The lowest median rental rates for May were reported in Toledo ($894), Tucson ($1,030) and Wichita ($1,034).
The median rental cost throughout the Washington metro area for May was $2,161, according to Apartment List.
Nationally, the overall vacancy rate in multifamily housing ticked down slightly to 7.2% in May, the first monthly decline since late 2021. The time to lease a property declined from an average of 34 days in April to 30 days in May, but “remains elevated,” Apartment List analysts said.

Zumper ranks Arlington 7th priciest
Arlington retained its spot as the seventh most expensive urban area in the nation in a new Zumper apartment-rent survey.
With a median one-bedroom rental rate of $2,400, Arlington placed between Miami ($2,590) and Honolulu (2,300) in the survey.
Nationally, the one-bedroom rental cost of $1,519 was up 0.7% month-over-month, while two-bedroom rentals rose 0.4% to $1,903, according to the Zumper survey.
It represents a sign that “the spring thaw is here — leasing season is finally pulling prices up the way it historically has, after two unusually muted years,” Zumper analyst Crystal Chen said.
Among highlights from Zumper data reported May 28:
- New York City one-bedroom rent reached an all-time high, climbing 3.1% month-over-month to $4,680, the most expensive one-bedroom figure in Zumper’s decade-plus of data
- San Francisco keeps breaking its own records, with one-bedroom rent crossing $4,000 for the first time in city history and leading the nation in annual rent growth at over 21%
- Nearly every Texas market in the report posted declining annual one-bedroom rent, led by San Antonio at -10.4%
“National averages are masking two very different housing markets right now,” said Shawn Mullahy, CEO of Zumper.
“In supply-constrained coastal cities, pricing power has returned quickly. Across much of the Sun Belt, operators are still working through the inventory wave delivered over the last several years,” Mullaly said. “Demand is there, but supply still needs time to normalize.”

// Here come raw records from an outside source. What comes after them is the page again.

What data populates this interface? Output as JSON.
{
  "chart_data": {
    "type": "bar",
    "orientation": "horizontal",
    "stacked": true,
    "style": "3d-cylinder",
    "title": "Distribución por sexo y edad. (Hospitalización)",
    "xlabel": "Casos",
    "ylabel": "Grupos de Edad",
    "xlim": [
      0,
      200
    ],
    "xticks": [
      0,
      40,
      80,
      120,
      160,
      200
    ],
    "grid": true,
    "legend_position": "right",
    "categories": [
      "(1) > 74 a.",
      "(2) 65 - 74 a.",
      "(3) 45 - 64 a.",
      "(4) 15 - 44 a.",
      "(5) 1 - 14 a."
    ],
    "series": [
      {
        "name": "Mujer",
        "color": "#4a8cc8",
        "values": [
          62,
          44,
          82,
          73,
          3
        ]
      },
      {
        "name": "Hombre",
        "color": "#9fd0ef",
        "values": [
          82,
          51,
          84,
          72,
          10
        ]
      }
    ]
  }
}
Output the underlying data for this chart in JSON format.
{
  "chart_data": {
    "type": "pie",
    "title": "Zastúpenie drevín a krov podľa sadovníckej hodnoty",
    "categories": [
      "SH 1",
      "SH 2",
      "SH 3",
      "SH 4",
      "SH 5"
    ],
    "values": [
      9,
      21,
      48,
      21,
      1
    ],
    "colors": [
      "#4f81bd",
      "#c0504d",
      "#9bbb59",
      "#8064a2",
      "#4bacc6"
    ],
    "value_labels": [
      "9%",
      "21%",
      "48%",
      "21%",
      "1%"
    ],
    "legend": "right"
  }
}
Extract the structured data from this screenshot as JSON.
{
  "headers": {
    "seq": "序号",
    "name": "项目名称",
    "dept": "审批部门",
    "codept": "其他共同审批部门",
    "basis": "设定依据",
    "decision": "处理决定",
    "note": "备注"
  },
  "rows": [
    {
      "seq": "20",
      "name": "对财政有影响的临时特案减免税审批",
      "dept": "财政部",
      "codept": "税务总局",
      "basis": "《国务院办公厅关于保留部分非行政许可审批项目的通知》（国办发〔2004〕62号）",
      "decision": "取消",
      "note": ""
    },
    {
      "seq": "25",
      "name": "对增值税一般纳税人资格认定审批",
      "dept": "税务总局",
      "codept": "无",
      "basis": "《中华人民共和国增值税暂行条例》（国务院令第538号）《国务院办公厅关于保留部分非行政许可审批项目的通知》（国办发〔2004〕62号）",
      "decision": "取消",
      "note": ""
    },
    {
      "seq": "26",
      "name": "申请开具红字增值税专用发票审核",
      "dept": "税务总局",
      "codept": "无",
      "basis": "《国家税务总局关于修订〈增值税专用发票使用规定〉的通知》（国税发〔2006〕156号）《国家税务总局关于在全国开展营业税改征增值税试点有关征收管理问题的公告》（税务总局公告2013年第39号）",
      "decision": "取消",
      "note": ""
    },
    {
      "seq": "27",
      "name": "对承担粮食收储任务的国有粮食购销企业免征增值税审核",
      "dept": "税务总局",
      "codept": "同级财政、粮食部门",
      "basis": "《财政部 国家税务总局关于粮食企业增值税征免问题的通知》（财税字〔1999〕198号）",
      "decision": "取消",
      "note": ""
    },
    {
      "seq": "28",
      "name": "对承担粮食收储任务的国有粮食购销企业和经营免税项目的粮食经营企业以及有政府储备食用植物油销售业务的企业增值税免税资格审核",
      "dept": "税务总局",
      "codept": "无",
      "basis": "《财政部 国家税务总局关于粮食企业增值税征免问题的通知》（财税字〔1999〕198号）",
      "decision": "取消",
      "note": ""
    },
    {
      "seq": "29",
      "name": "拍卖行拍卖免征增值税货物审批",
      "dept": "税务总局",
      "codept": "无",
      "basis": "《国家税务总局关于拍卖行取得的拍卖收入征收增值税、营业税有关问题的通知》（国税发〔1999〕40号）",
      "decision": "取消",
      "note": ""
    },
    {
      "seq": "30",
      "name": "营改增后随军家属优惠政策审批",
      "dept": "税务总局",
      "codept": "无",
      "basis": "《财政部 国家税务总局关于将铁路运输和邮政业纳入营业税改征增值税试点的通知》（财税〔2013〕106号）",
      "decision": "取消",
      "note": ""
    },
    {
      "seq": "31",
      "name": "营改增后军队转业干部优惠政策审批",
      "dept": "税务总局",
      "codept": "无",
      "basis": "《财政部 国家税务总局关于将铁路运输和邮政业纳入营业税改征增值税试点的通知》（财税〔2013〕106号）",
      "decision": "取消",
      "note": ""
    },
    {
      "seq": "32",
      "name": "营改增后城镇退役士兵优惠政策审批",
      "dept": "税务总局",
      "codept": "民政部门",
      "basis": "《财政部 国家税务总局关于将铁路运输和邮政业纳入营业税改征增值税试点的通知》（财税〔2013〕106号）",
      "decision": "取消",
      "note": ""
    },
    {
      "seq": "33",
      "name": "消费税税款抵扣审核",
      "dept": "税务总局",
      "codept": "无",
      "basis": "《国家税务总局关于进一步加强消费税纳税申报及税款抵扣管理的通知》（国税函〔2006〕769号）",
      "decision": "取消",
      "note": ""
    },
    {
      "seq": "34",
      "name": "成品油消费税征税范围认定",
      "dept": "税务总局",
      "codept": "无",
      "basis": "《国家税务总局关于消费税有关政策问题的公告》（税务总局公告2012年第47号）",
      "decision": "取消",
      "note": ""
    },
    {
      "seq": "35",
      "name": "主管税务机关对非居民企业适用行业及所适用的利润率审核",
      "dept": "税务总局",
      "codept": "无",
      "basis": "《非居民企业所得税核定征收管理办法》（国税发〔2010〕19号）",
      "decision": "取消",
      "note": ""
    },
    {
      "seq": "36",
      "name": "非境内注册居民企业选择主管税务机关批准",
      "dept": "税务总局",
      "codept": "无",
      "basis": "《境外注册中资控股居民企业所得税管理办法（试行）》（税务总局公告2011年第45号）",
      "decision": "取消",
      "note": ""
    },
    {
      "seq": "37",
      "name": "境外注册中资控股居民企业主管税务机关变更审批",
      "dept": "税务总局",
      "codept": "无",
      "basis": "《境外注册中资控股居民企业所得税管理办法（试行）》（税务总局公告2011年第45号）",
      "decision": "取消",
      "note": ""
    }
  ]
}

Apartments.com sees ‘subdued’ national market
A third monthly data report released May 28, by Apartments.com, showed the national market in May had its sixth consecutive month of month-over-month growth.
“Still, the broader picture suggests this year’s spring leasing season has been more subdued than is typical, as elevated supply levels continue to weigh on pricing power across much of the country,” Apartments.com analysts said.
National apartment rents rose 0.2% month over month in May to an average of $1,737 in its survey, while annual rent growth held relatively flat at 0.7%.
In the Apartments.com data:
- All five U.S. regions posted monthly rent increases in May, led by the Northeast and Pacific regions at +0.3% month over month
- Annual rent growth remained strongest in the Midwest at +2.0%, while rents declined year over year in the South (-0.8%) and Mountain region (-1.7%)
- San Francisco led major metros in annual rent growth at +8.4%, followed by San Jose at +4.9% and Norfolk at +4.4%
- Supply-heavy markets continued to face pressure, with Austin and San Antonio both posting annual rent declines of -3.3%, followed by Denver at -3.1%
Forty-three of the top 50 U.S. apartment markets recorded monthly rent increases in May, down slightly from 45 markets in April, according to Apartments.com’s data.
Apartments.com is a subsidiary of Arlington-based CoStar Group.